A place to discuss potentially promising methods of intelligence amplification in the broad sense of general methods, tools, diets, regimens, or substances that boost cognition (memory, creativity, focus, etc.): anything from SuperMemo to Piracetam to regular exercise to eating lots of animal fat to binaural beats, whether it works or not. Where's the highest expected value? What's easiest to make part of your daily routine? Hopefully discussion here will lead to concise top level posts describing what works for a more self-improvement-savvy Less Wrong.
Lists of potential interventions are great, but even better would be a thorough analysis of a single intervention: costs, benefits, ease, et cetera. This way the comment threads will be more structured and organized. Less Wrong is pretty confused about IA, so even if you're not an expert, a quick analysis or link to a metastudy about e.g. exercise could be very helpful.

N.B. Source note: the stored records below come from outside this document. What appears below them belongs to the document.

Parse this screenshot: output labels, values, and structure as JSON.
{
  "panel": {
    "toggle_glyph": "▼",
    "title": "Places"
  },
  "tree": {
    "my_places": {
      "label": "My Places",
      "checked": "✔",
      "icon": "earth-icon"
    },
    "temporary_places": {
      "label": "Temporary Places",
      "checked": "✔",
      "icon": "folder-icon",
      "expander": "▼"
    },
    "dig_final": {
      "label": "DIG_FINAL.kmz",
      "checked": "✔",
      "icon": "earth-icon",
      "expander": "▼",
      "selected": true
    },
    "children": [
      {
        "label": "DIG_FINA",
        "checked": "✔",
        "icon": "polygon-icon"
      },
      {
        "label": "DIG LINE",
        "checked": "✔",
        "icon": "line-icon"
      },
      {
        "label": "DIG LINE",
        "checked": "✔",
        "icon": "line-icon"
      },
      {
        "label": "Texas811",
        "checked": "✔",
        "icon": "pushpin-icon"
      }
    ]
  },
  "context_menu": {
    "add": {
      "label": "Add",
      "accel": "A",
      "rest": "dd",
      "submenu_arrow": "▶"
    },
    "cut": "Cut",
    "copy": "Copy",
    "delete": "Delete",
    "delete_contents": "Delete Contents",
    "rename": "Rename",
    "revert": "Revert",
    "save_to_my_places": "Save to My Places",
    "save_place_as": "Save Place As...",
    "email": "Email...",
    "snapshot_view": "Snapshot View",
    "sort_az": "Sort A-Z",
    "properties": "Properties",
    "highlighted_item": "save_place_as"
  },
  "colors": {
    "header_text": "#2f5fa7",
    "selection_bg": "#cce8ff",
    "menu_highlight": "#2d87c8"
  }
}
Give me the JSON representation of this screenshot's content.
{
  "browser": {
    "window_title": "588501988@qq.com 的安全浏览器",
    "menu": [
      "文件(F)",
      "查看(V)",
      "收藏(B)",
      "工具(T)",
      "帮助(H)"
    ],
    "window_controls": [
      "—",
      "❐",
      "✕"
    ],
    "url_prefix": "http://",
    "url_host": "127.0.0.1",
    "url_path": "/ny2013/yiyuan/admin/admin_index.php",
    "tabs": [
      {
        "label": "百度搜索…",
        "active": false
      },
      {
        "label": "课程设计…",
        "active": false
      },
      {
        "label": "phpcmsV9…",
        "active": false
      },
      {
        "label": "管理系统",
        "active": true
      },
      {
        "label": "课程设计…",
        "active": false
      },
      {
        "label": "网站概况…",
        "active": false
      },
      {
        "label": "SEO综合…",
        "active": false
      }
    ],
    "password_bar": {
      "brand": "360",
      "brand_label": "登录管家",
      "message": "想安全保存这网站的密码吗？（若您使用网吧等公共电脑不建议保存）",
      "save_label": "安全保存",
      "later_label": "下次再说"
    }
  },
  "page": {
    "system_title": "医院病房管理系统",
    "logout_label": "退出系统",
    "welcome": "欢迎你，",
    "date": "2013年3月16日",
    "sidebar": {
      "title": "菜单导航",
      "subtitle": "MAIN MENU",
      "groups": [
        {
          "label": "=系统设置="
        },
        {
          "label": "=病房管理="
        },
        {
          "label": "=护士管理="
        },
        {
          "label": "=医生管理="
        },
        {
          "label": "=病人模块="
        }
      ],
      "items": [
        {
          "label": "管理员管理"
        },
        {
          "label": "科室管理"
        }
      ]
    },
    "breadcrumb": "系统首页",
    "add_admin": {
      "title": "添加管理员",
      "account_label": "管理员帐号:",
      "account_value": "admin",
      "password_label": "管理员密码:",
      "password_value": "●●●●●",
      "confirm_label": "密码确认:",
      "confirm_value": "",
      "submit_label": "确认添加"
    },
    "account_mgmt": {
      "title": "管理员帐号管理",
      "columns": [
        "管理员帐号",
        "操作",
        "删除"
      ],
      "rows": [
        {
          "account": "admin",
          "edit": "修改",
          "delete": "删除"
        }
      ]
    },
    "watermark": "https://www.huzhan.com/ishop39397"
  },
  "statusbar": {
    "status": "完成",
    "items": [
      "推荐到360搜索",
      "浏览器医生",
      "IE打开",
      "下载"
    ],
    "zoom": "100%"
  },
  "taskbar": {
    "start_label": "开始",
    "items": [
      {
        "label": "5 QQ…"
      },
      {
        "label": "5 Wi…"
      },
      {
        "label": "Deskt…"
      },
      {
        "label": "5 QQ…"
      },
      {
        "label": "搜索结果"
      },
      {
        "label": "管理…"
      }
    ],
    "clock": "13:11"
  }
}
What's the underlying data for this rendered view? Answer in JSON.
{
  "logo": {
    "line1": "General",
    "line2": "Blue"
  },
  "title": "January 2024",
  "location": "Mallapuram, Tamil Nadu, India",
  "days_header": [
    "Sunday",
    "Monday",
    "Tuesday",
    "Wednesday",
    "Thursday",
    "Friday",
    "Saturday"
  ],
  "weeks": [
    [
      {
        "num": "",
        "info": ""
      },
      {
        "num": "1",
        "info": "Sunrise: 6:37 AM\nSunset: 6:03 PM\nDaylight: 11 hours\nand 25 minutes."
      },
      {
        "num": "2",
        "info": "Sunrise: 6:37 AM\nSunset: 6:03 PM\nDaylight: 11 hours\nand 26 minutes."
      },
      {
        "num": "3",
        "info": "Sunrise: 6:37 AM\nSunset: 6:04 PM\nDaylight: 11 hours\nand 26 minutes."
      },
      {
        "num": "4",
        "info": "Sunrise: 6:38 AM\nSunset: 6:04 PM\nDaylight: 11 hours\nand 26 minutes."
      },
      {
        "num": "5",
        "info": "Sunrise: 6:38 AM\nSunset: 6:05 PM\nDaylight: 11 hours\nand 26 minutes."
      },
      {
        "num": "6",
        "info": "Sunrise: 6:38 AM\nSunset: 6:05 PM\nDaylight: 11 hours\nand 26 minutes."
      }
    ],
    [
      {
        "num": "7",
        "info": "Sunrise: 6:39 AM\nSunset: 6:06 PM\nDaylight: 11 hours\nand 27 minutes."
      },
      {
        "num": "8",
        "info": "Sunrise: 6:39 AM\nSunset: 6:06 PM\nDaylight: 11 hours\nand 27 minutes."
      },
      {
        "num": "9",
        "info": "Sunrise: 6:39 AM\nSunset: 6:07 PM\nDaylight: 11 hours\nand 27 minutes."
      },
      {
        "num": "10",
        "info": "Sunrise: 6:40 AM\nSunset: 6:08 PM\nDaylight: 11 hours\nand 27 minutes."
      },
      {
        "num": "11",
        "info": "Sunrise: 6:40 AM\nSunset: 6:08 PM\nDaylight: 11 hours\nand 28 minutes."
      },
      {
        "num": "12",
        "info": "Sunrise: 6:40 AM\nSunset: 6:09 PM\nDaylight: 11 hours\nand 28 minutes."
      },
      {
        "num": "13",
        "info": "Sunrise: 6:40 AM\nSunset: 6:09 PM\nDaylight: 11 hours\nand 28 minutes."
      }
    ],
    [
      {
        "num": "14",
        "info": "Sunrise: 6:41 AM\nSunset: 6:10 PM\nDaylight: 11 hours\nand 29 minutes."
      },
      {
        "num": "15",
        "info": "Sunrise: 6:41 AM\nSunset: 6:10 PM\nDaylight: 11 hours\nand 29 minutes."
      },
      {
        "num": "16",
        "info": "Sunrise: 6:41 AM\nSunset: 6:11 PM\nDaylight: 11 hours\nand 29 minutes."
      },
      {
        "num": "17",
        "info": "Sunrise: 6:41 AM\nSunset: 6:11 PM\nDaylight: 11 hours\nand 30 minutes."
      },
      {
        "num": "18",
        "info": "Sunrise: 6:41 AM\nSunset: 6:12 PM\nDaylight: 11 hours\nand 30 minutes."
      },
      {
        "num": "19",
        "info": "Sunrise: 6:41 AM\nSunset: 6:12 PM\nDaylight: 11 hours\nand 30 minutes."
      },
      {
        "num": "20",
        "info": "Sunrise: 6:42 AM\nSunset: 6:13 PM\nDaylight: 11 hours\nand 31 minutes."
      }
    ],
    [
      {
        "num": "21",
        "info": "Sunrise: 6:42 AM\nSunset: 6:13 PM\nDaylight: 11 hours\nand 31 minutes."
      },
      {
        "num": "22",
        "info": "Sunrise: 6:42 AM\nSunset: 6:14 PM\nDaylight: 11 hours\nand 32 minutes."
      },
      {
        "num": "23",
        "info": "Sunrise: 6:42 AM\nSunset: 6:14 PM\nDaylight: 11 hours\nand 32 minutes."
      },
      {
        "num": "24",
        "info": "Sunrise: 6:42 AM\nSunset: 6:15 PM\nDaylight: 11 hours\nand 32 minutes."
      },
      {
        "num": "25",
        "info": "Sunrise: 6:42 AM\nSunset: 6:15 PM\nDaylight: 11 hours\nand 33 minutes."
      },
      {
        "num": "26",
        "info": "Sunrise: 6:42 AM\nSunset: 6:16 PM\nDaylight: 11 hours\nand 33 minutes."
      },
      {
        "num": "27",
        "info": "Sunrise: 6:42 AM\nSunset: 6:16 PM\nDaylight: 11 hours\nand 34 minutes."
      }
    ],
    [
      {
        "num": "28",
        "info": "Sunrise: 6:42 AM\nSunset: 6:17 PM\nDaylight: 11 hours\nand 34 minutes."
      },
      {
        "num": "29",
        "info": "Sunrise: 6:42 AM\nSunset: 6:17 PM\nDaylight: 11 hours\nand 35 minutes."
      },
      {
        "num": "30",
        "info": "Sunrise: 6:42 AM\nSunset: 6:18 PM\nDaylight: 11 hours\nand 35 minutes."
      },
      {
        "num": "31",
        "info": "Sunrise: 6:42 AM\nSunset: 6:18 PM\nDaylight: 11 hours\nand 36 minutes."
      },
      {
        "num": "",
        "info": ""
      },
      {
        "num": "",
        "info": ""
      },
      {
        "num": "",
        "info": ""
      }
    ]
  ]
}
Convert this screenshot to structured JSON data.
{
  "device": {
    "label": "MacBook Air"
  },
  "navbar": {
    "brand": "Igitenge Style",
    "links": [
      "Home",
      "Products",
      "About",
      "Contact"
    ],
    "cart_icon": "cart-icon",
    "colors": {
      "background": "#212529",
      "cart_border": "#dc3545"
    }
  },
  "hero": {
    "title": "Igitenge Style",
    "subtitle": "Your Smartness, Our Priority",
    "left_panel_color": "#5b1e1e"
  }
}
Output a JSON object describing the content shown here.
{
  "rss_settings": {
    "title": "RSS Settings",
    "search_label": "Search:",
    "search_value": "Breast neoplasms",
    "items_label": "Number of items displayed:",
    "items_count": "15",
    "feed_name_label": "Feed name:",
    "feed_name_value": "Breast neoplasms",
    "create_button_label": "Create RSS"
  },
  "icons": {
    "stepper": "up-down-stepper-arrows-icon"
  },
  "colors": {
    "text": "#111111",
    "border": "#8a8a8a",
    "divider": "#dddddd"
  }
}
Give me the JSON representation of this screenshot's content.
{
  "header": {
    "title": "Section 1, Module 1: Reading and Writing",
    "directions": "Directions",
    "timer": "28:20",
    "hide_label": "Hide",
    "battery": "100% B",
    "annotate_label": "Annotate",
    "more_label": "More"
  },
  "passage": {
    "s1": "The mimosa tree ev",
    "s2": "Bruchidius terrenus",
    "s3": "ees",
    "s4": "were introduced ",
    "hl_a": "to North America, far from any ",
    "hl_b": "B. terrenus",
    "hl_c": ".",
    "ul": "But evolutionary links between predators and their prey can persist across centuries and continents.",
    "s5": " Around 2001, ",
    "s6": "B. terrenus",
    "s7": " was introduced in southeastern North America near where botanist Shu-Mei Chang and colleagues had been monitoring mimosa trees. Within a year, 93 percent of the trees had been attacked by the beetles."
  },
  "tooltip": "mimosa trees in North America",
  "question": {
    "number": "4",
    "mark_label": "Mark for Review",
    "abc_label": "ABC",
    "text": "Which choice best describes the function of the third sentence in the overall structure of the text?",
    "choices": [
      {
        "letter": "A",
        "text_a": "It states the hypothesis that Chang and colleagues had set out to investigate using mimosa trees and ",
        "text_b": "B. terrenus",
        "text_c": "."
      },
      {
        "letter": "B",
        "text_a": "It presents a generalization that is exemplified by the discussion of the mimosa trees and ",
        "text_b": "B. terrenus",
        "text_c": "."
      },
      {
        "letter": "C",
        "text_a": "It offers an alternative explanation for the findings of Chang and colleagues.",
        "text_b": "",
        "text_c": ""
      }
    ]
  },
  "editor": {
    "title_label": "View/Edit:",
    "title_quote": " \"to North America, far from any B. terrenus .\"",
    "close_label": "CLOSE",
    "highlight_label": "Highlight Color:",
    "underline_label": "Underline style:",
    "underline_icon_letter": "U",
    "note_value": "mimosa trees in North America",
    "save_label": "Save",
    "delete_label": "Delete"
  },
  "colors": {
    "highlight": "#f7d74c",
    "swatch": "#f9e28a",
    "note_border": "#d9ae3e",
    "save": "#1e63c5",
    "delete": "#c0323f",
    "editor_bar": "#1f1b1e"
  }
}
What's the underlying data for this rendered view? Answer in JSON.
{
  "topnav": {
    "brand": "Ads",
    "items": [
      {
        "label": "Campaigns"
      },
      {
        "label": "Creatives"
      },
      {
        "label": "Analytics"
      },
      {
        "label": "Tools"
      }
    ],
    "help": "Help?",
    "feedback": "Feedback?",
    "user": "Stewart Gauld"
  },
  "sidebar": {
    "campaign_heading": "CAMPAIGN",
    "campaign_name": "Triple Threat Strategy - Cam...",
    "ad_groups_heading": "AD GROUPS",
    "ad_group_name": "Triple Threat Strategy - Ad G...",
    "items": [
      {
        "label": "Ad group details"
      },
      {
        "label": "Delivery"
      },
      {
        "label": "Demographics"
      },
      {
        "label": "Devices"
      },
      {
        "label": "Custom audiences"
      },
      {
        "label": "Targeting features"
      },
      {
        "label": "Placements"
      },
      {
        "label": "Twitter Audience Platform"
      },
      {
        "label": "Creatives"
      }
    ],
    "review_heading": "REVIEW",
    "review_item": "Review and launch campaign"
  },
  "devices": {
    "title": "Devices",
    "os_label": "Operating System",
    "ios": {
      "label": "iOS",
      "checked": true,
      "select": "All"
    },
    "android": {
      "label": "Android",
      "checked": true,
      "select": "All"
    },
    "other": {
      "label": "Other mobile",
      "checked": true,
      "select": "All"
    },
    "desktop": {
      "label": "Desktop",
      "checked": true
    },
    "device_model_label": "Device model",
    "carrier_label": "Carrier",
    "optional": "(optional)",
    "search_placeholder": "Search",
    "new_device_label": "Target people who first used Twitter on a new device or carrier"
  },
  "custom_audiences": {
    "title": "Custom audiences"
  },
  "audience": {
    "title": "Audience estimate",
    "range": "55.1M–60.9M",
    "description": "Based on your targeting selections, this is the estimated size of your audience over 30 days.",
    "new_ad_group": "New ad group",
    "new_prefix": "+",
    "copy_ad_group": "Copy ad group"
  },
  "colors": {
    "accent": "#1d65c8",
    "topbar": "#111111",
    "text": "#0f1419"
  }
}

Added: Adam Atlas is now hosting an IA wiki: BetterBrains! Bookmark it, add to it, make it awesome.
I wonder how many of the non-drinkers are super-tasters. If so, this could make dietary differences (like avoiding dark green veggies) which would affect longevity.
On the other hand, this is a long inferential chain, and just to generalize from one example, I don't like the taste of alcohol or other bitter flavors (grapefruit, coffee unless considerably buffered), but enjoy most dark green veggies.
Fascinating idea for another confound they didn't control against. How common is what you call a super-taster, though? If it's infrequent enough, it can't possibly explain the entirety of the huge effect in the study.